- Yes, dogs can eat pumpkin
- Feed it cooked: ornamental pumpkins are toxic!
- Good for digestion and low in calories
Yes: pumpkin is one of the best vegetables for dogs. It helps with both diarrhea and constipation, is low in calories and easy to digest. One important exception: ornamental pumpkins are toxic to dogs and must not be fed.
What pumpkin does for dogs
Pumpkin contains beta-carotene (vitamin A), vitamins C and E, and potassium. The fiber is especially valuable: it regulates the gut in both directions. With diarrhea, it absorbs excess fluid; with constipation, it stimulates bowel movement.
Pumpkin seeds contain cucurbitacin, which stuns and inhibits intestinal parasites: a natural addition when deworming.
What to watch out for
Ornamental pumpkins (decorative varieties such as the lemon or pear gourd) contain cucurbitacins in toxic concentrations and are not suitable for dogs. Only feed edible pumpkins: Hokkaido, butternut or nutmeg pumpkin.
Avoid seasoned dishes: pumpkin soup with onions, pumpkin pie with sugar, or cinnamon pumpkin are all unsuitable. If your dog eats an ornamental pumpkin, act immediately, as poisoning is a real risk. Feed it plain only, without any additives.
How to prepare pumpkin
Cook the pumpkin and feed it as a puree or in pieces. Hokkaido pumpkin can be cooked with the skin on. Freeze pumpkin puree in ice cube trays for handy bland-diet portions. Raw pumpkin in small amounts is also fine.

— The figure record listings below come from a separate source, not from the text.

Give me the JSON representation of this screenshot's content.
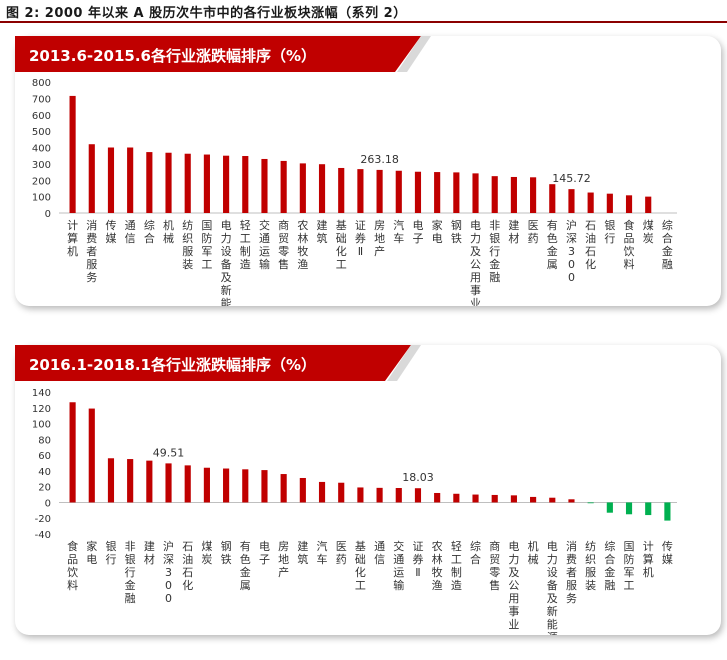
{
  "figure": {
    "title": "图 2: 2000 年以来 A 股历次牛市中的各行业板块涨幅（系列 2）",
    "colors": {
      "positive": "#c00000",
      "negative": "#00b050",
      "banner": "#c00000",
      "banner_text": "#ffffff"
    }
  },
  "chart_data": [
    {
      "type": "bar",
      "title": "2013.6-2015.6各行业涨跌幅排序（%）",
      "categories": [
        "计算机",
        "消费者服务",
        "传媒",
        "通信",
        "综合",
        "机械",
        "纺织服装",
        "国防军工",
        "电力设备及新能源",
        "轻工制造",
        "交通运输",
        "商贸零售",
        "农林牧渔",
        "建筑",
        "基础化工",
        "证券Ⅱ",
        "房地产",
        "汽车",
        "电子",
        "家电",
        "钢铁",
        "电力及公用事业",
        "非银行金融",
        "建材",
        "医药",
        "有色金属",
        "沪深300",
        "石油石化",
        "银行",
        "食品饮料",
        "煤炭",
        "综合金融"
      ],
      "values": [
        715,
        420,
        400,
        400,
        372,
        368,
        362,
        357,
        350,
        348,
        330,
        318,
        303,
        298,
        275,
        268,
        263.18,
        258,
        252,
        250,
        248,
        242,
        225,
        220,
        218,
        176,
        145.72,
        125,
        118,
        108,
        100,
        0
      ],
      "data_labels": [
        {
          "category": "房地产",
          "text": "263.18"
        },
        {
          "category": "沪深300",
          "text": "145.72"
        }
      ],
      "ylim": [
        0,
        800
      ],
      "yticks": [
        0,
        100,
        200,
        300,
        400,
        500,
        600,
        700,
        800
      ],
      "xlabel": "",
      "ylabel": "",
      "grid": false,
      "legend": "none"
    },
    {
      "type": "bar",
      "title": "2016.1-2018.1各行业涨跌幅排序（%）",
      "categories": [
        "食品饮料",
        "家电",
        "银行",
        "非银行金融",
        "建材",
        "沪深300",
        "石油石化",
        "煤炭",
        "钢铁",
        "有色金属",
        "电子",
        "房地产",
        "建筑",
        "汽车",
        "医药",
        "基础化工",
        "通信",
        "交通运输",
        "证券Ⅱ",
        "农林牧渔",
        "轻工制造",
        "综合",
        "商贸零售",
        "电力及公用事业",
        "机械",
        "电力设备及新能源",
        "消费者服务",
        "纺织服装",
        "综合金融",
        "国防军工",
        "计算机",
        "传媒"
      ],
      "values": [
        127,
        119,
        56,
        55,
        53,
        49.51,
        47,
        44,
        43,
        42,
        41,
        36,
        31,
        26,
        25,
        19,
        18.5,
        18.3,
        18.03,
        12,
        11,
        10,
        9.5,
        9,
        7,
        6,
        4,
        -1,
        -13,
        -15,
        -16,
        -23
      ],
      "data_labels": [
        {
          "category": "沪深300",
          "text": "49.51"
        },
        {
          "category": "证券Ⅱ",
          "text": "18.03"
        }
      ],
      "ylim": [
        -40,
        140
      ],
      "yticks": [
        -40,
        -20,
        0,
        20,
        40,
        60,
        80,
        100,
        120,
        140
      ],
      "xlabel": "",
      "ylabel": "",
      "grid": false,
      "legend": "none"
    }
  ]
}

Nutritional values and dosage
100 g of cooked pumpkin (Hokkaido) contains about 26 kcal, 1 g protein, 6.5 g carbohydrates and 0.5 g fiber. It also provides 4,016 µg beta-carotene, 340 mg potassium and 9 mg vitamin C. Butternut squash has slightly more energy at 45 kcal per 100 g and a higher beta-carotene content.

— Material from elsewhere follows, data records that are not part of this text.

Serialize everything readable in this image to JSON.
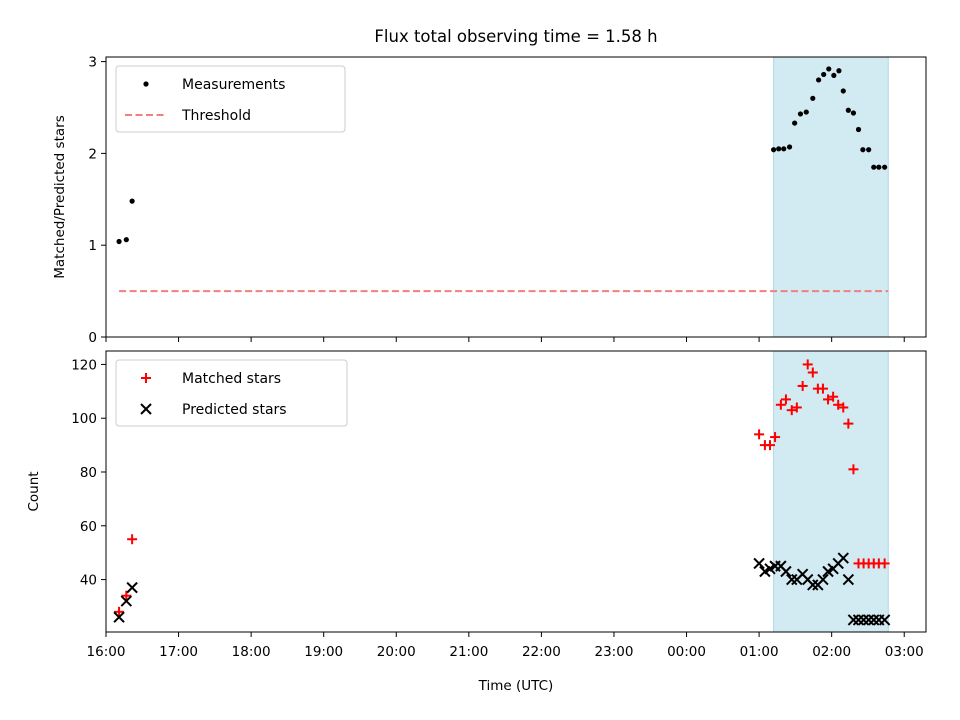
{
  "title": "Flux total observing time = 1.58 h",
  "colors": {
    "measurement": "#000000",
    "threshold": "#f08080",
    "matched": "#ff0000",
    "predicted": "#000000",
    "highlight": "#add8e6"
  },
  "chart_data": [
    {
      "type": "scatter",
      "ylabel": "Matched/Predicted stars",
      "xlabel": "",
      "xlim": [
        16.0,
        27.3
      ],
      "ylim": [
        0,
        3.05
      ],
      "xticks": [
        "16:00",
        "17:00",
        "18:00",
        "19:00",
        "20:00",
        "21:00",
        "22:00",
        "23:00",
        "00:00",
        "01:00",
        "02:00",
        "03:00"
      ],
      "yticks": [
        0,
        1,
        2,
        3
      ],
      "highlight_span": [
        25.2,
        26.78
      ],
      "legend": {
        "position": "upper-left",
        "entries": [
          {
            "label": "Measurements",
            "marker": "dot"
          },
          {
            "label": "Threshold",
            "marker": "dashed-line"
          }
        ]
      },
      "series": [
        {
          "name": "Measurements",
          "marker": "dot",
          "x": [
            16.18,
            16.28,
            16.36,
            25.2,
            25.27,
            25.34,
            25.42,
            25.49,
            25.57,
            25.65,
            25.74,
            25.82,
            25.89,
            25.96,
            26.03,
            26.1,
            26.16,
            26.23,
            26.3,
            26.37,
            26.43,
            26.51,
            26.58,
            26.65,
            26.73
          ],
          "y": [
            1.04,
            1.06,
            1.48,
            2.04,
            2.05,
            2.05,
            2.07,
            2.33,
            2.43,
            2.45,
            2.6,
            2.8,
            2.86,
            2.92,
            2.85,
            2.9,
            2.68,
            2.47,
            2.44,
            2.26,
            2.04,
            2.04,
            1.85,
            1.85,
            1.85
          ]
        },
        {
          "name": "Threshold",
          "marker": "dashed-line",
          "x": [
            16.18,
            26.78
          ],
          "y": [
            0.5,
            0.5
          ]
        }
      ]
    },
    {
      "type": "scatter",
      "ylabel": "Count",
      "xlabel": "Time (UTC)",
      "xlim": [
        16.0,
        27.3
      ],
      "ylim": [
        20.5,
        125
      ],
      "xticks": [
        "16:00",
        "17:00",
        "18:00",
        "19:00",
        "20:00",
        "21:00",
        "22:00",
        "23:00",
        "00:00",
        "01:00",
        "02:00",
        "03:00"
      ],
      "yticks": [
        40,
        60,
        80,
        100,
        120
      ],
      "highlight_span": [
        25.2,
        26.78
      ],
      "legend": {
        "position": "upper-left",
        "entries": [
          {
            "label": "Matched stars",
            "marker": "plus"
          },
          {
            "label": "Predicted stars",
            "marker": "x"
          }
        ]
      },
      "series": [
        {
          "name": "Matched stars",
          "marker": "plus",
          "x": [
            16.18,
            16.28,
            16.36,
            25.0,
            25.08,
            25.15,
            25.22,
            25.3,
            25.37,
            25.45,
            25.52,
            25.6,
            25.67,
            25.74,
            25.81,
            25.88,
            25.95,
            26.02,
            26.09,
            26.16,
            26.23,
            26.3,
            26.37,
            26.44,
            26.51,
            26.58,
            26.65,
            26.73
          ],
          "y": [
            28,
            34,
            55,
            94,
            90,
            90,
            93,
            105,
            107,
            103,
            104,
            112,
            120,
            117,
            111,
            111,
            107,
            108,
            105,
            104,
            98,
            81,
            46,
            46,
            46,
            46,
            46,
            46
          ]
        },
        {
          "name": "Predicted stars",
          "marker": "x",
          "x": [
            16.18,
            16.28,
            16.36,
            25.0,
            25.08,
            25.15,
            25.22,
            25.3,
            25.37,
            25.45,
            25.52,
            25.6,
            25.67,
            25.74,
            25.81,
            25.88,
            25.95,
            26.02,
            26.09,
            26.16,
            26.23,
            26.3,
            26.37,
            26.44,
            26.51,
            26.58,
            26.65,
            26.73
          ],
          "y": [
            26,
            32,
            37,
            46,
            43,
            44,
            45,
            45,
            43,
            40,
            40,
            42,
            40,
            38,
            38,
            40,
            43,
            44,
            46,
            48,
            40,
            25,
            25,
            25,
            25,
            25,
            25,
            25
          ]
        }
      ]
    }
  ]
}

Guidelines by body weight:
- Small dog (up to 10 kg): 1 to 2 teaspoons of pumpkin puree
- Medium dog (10 to 25 kg): 1 to 2 tablespoons of pumpkin puree
- Large dog (over 25 kg): 2 to 3 tablespoons of pumpkin puree
Pumpkin puree can be portioned into ice cube trays and frozen. Thaw one cube per meal and mix it into the food. That way you always have a bland-diet portion ready to hand.